Tony Angelo, 2005
SK v KP (CA 64/04, 24 February 2005) was concerned with the interpretation of habitual residence as a connecting factor in regard to the Convention on the Civil Aspects of International Child Abduction. The author points to the fine line between matters of fact and law, emphasising that a fact decision at first instance should not be overturned unless it is clearly wrong.
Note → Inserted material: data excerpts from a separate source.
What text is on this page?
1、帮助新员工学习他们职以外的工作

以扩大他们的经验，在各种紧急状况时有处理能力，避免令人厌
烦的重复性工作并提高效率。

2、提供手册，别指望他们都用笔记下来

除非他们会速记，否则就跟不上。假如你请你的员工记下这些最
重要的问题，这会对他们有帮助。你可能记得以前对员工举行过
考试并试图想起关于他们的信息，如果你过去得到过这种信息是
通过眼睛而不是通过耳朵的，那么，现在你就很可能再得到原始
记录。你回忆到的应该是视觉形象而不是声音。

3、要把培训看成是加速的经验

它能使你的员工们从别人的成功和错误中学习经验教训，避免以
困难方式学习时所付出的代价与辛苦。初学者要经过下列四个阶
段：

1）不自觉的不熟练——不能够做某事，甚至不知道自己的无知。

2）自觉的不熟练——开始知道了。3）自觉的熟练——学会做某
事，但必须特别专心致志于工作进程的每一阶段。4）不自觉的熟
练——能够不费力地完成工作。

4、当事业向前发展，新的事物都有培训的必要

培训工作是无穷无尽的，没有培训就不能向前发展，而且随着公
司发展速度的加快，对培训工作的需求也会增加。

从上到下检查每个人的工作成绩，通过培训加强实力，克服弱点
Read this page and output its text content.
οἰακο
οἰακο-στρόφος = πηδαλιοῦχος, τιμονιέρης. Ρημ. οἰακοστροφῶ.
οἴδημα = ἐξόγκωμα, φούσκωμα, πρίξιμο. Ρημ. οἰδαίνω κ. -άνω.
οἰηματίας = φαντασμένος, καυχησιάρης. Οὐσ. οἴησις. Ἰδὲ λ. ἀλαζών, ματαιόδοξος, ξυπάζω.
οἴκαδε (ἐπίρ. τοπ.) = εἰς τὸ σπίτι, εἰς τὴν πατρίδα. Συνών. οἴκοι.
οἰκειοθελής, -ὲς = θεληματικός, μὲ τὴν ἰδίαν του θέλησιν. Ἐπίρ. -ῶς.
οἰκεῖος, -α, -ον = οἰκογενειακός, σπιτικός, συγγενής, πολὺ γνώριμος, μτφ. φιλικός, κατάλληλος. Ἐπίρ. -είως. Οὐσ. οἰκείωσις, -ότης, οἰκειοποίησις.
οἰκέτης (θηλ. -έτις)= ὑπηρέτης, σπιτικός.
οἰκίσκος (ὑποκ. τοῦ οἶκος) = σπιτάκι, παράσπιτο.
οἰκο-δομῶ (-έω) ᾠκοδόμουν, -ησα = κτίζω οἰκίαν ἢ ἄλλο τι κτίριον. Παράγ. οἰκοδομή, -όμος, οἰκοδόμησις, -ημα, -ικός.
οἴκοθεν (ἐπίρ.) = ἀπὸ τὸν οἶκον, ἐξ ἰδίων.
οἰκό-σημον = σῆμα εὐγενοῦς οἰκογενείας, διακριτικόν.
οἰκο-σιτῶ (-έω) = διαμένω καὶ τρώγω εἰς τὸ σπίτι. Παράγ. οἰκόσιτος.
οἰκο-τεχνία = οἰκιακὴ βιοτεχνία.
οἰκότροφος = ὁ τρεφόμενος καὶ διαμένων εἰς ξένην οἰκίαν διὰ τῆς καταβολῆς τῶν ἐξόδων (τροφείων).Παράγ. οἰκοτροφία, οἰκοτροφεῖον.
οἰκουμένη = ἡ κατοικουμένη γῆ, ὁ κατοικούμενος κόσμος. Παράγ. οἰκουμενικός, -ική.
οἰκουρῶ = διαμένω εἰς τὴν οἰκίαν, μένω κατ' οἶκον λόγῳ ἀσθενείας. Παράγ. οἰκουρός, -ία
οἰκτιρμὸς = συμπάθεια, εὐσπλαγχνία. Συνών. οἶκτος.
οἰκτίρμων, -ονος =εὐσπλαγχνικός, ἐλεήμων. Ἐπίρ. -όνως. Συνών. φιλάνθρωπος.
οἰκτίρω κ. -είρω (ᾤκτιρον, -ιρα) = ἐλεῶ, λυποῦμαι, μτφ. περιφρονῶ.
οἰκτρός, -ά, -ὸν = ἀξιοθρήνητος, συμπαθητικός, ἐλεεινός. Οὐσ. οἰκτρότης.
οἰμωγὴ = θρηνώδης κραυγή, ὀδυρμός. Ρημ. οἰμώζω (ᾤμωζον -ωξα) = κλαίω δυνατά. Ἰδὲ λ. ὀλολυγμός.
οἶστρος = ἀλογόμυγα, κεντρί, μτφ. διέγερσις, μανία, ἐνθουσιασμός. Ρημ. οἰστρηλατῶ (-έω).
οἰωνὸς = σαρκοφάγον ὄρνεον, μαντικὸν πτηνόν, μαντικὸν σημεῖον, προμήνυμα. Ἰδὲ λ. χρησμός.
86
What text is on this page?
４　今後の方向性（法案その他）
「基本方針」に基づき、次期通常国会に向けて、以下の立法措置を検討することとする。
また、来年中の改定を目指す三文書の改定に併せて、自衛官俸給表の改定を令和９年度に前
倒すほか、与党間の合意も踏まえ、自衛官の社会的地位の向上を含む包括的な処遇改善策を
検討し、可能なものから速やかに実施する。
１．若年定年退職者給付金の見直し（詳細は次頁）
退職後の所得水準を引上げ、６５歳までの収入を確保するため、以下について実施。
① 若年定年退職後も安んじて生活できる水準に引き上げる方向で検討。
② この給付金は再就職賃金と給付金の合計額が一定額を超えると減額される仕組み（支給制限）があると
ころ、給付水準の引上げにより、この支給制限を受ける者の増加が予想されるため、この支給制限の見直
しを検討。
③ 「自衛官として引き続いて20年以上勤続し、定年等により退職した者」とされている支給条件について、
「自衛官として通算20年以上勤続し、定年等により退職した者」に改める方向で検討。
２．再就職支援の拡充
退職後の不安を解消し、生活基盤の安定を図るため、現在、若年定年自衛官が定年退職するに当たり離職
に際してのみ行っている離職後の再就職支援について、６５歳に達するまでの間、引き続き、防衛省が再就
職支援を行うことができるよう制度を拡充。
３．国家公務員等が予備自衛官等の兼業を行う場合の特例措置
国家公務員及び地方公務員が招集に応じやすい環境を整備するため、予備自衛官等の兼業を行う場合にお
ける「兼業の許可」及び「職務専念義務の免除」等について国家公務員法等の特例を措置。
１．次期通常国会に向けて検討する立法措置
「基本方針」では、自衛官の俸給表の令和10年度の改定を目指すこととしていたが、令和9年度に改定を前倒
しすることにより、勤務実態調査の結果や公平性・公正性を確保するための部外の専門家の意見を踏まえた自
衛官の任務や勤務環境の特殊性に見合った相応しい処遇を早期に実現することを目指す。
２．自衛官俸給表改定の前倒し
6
Attention is also focused on issues regarding the method of implementing the Convention (paraphrasing rather than direct import) as well as the lack of promptness in these proceedings.
Nicky Richardson, 2004
This is a brief account of M v B (unreported) 26 February 2004. It focuses on the considerations relevant to an application for a stay of custody proceedings in New Zealand, where parallel custody proceedings had been brought in Australia.
Peter Kincaid, 1993
This article focuses on the proper law of the contract with reference to the freedom of parties to choose the governing law, as well as determining the governing law in the absence of a choice by the parties. The author distinguishes between domestic and foreign contracts, the latter excluding all contracts that impinge on New Zealand society on the basis that the characteristic performer habitually resides in New Zealand. Taking the view that contract choice of law should reflect primarily the interests of the parties, with the forum’s public interests playing a secondary role only, the author explores limitations, such as mandatory laws and public policy, on the application of the designated proper law.
Campbell McLachlan, 1984
This article calls for the adoption of an internationalist approach in developing the discipline of private international law in New Zealand. With reference to trans-national custody disputes and international child abduction, the author illustrates the need for internationally agreed solutions in order to secure conflicts justice for individuals caught up in trans-national family disputes. New Zealand should participate in the work of Hague Conference on Private International Law and contribute to the development of uniform private international law rules.
Elsabe Schoeman, 2011
The Rome II Regulation deals with choice of law in tort. The article examines the value of this Regulation vis-à-vis third (non-EU Anglo-Common law) countries, analysing the unique EU environment and the continuous movement towards uniformity and certainty. The author discusses the general choice of law regime laid down in Article 4 of the Regulation and applies it to two famous Anglo-Common law cases: Neilson v Overseas Projects Corporation of Victoria Ltd and Harding v Wealands, concluding that these cases would probably have been decided differently under Rome II. The article concludes that Rome II may indeed have comparative value for these third countries and that its importance should not be underestimated.
Debra Wilson, 2016
The author explains the circumstances in which the Adoption (Intercountry) Act 1997 will apply to cases of international surrogacy, where the intended parents of a surrogate child born outside of New Zealand wish to be recognised as the child’s legal parents in New Zealand. In accordance with the Act’s incorporation of the Hague Adoption Convention 1993 into domestic law, the Act applies if the habitual residence of the child is outside New Zealand. Determining the child’s habitual residence becomes a complicated task when there is no biological link between the child and either of the intended parents. The author argues that in such a situation the habitual residence of the intended parents can be imputed to the child where the intended parents are regarded as the legal parents in the child’s birth country, and the child has the biological make-up intended by the surrogacy arrangement. Such an approach is consistent with recent case law, the purposes of the Adoption Convention, and the principles of New Zealand surrogacy law.
Kenneth J Keith, 2016
The author explores the importance of both private and public international law in New Zealand family law. The author begins by outlining the contexts in which private international law issues can arise, and how the conflict of laws has historically dealt with such cases. The author notes New Zealand’s membership of the Hague Conference on Private International Law and signing of Hague and non-Hague family law treaties, discussing the extent to which these treaties have been implemented in national law by Parliament and the courts. The author concludes by commenting on some family law conventions to which New Zealand is not a party, and signals future challenges for the relationship between family law and international law.
Nigel Lowe, 2015
The author considers three aspects of the 1980 Hague Convention on the Civil Aspects of International Child Abduction that may be problematic and in need of reform. One challenge is where the child has been removed from a contracting state in accordance with a Convention ruling, and the ruling is reversed on appeal. The author examines the ability and obligations of contracting states to make new return orders in response to such appellate rulings. The author then examines difficulties in determining the child’s place of habitual residence, particularly regarding newborn children. Finally, the author considers the ability of contracting states to discharge return orders that have not been enforced, and the circumstances in which they should do so.